Results: Hierarchical linear models that included a priori covariates and only participants who attended ≥ three sessions indicated a significant group × time interaction for most outcome variables. Specifically, patients receiving MCGP showed significantly greater improvement in spiritual lwell-being and quality of life and significantly greater reductions in depression, hopelessness, desire for hastened death, and physical symptom distress compared with those receiving SGP. No group differences were observed for changes in anxiety. Analyses that included all patients, regardless of whether they attended any treatment sessions (ie, intent-to-treat analyses), and no covariates still showed significant treatment effects (ie, greater benefit for patients receiving MCGP v SGP) for quality of life, depression, and hopelessness but not for other outcome variables.
Conclusion: This large randomized controlled study provides strong support for the efficacy of MCGP as a treatment for psychological and existential or spiritual distress in patients with advanced cancer.
ANNOTATION (Jane Walker)
The Finding: Single administrations of ketamine were more efficacious than saline or midazolam in reducing depressive symptoms (at 1, 3 and 7 day follow-up) in patients with a major depressive episode (as part of either major depressive disorder or bipolar disorder). Ketamine was accompanied by transient psychotomimetic and dissociative symptoms.
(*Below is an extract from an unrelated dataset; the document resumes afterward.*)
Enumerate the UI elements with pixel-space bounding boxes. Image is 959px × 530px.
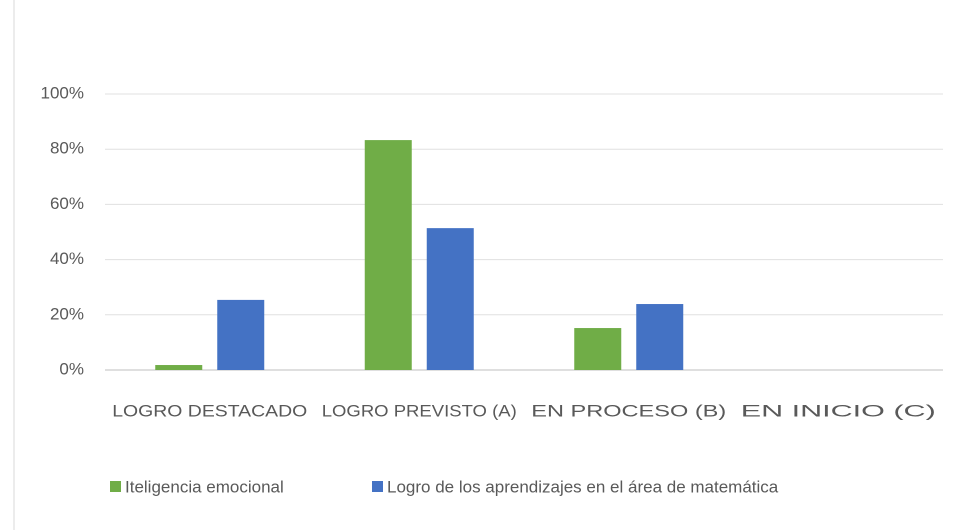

Strengths and Weaknesses: The main strengths of this systematic review are its inclusion of only randomized controlled trials that met basic quality criteria and the analysis of both efficacy and adverse effects. Its main weaknesses are that all trials were small (N<80), the majority used a cross-over design, and none focused on patients at the end of life.
Relevance: Ketamine is sometimes used by C-L psychiatrists working with depressed patients at the end of life. Unfortunately this review failed to find any trials in medically ill populations.
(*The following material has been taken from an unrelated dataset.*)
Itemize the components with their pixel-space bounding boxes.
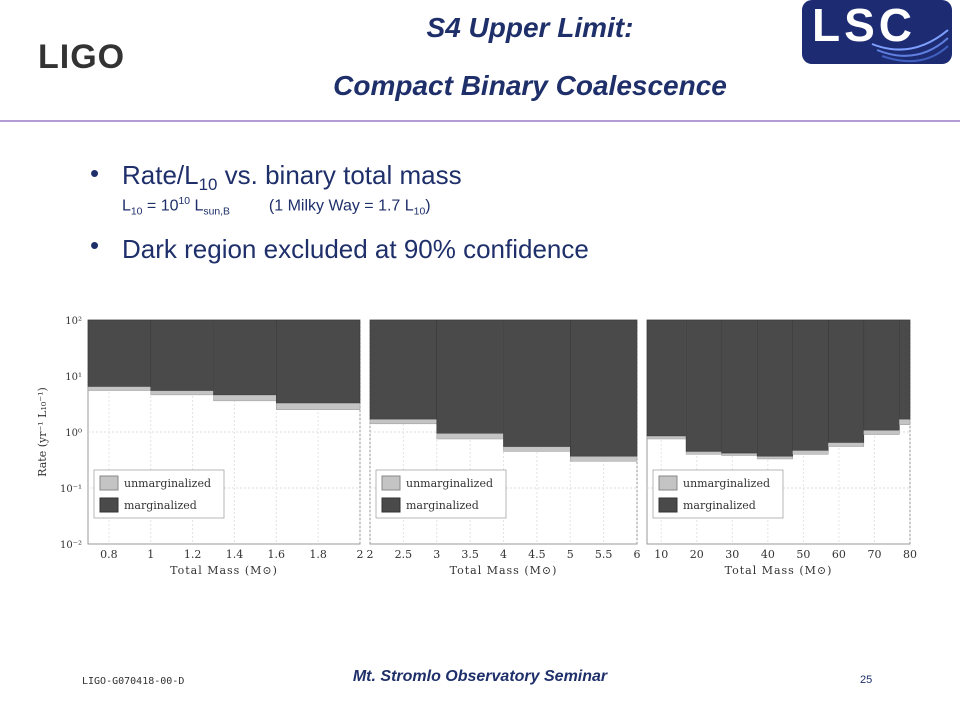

Background: There is growing interest in glutamatergic agents in depression, particularly ketamine, a glutamate N-methyl-d-aspartate (NMDA) receptor antagonist. We aimed to assess the efficacy of ketamine in major depressive episodes.
Method: We searched EMBASE, PsycINFO, CENTRAL, and Medline from 1962 to January 2014 to identify double-blind, randomized controlled trials with allocation concealment evaluating ketamine in major depressive episodes. Clinical remission, response and depressive symptoms were extracted by two independent raters. The primary outcome measure was clinical remission at 24 h, 3 days and 7 days post-treatment. Analyses employed a random-effects model.
Results: Data were synthesized from seven RCTs employing an intravenous infusion and one RCT employing intranasal ketamine, representing 73 subjects in parallel arms and 110 subjects in cross-over designs [n = 34 with bipolar disorder (BD), n = 149 with major depressive disorder (MDD)]. Ketamine was associated with higher rates of clinical remission relative to comparator (saline or midazolam) at 24 h [OR 7.06, number needed to treat (NNT) = 5], 3 days (OR 3.86, NNT = 6), and 7 days (OR 4.00, NNT = 6), as well as higher rates of clinical response at 24 h (OR 9.10, NNT = 3), 3 days (OR 6.77, NNT = 3), and 7 days (OR 4.87, NNT = 4). A standardized mean difference of 0.90 in favor of ketamine was observed at 24 h based on depression rating scale scores, with group comparisons revealing greater efficacy in unipolar depression compared to bipolar depression (1.07 v. 0.68). Ketamine was associated with transient psychotomimetic effects, but no persistent psychosis or affective switches.
Conclusion: Our meta-analysis suggests that single administrations ketamine are efficacious in the rapid treatment of unipolar and bipolar depression. Additional research is required to determine optimal dosing schedules, route, treatment schedules, and the potential efficacy of other glutamatergic agents.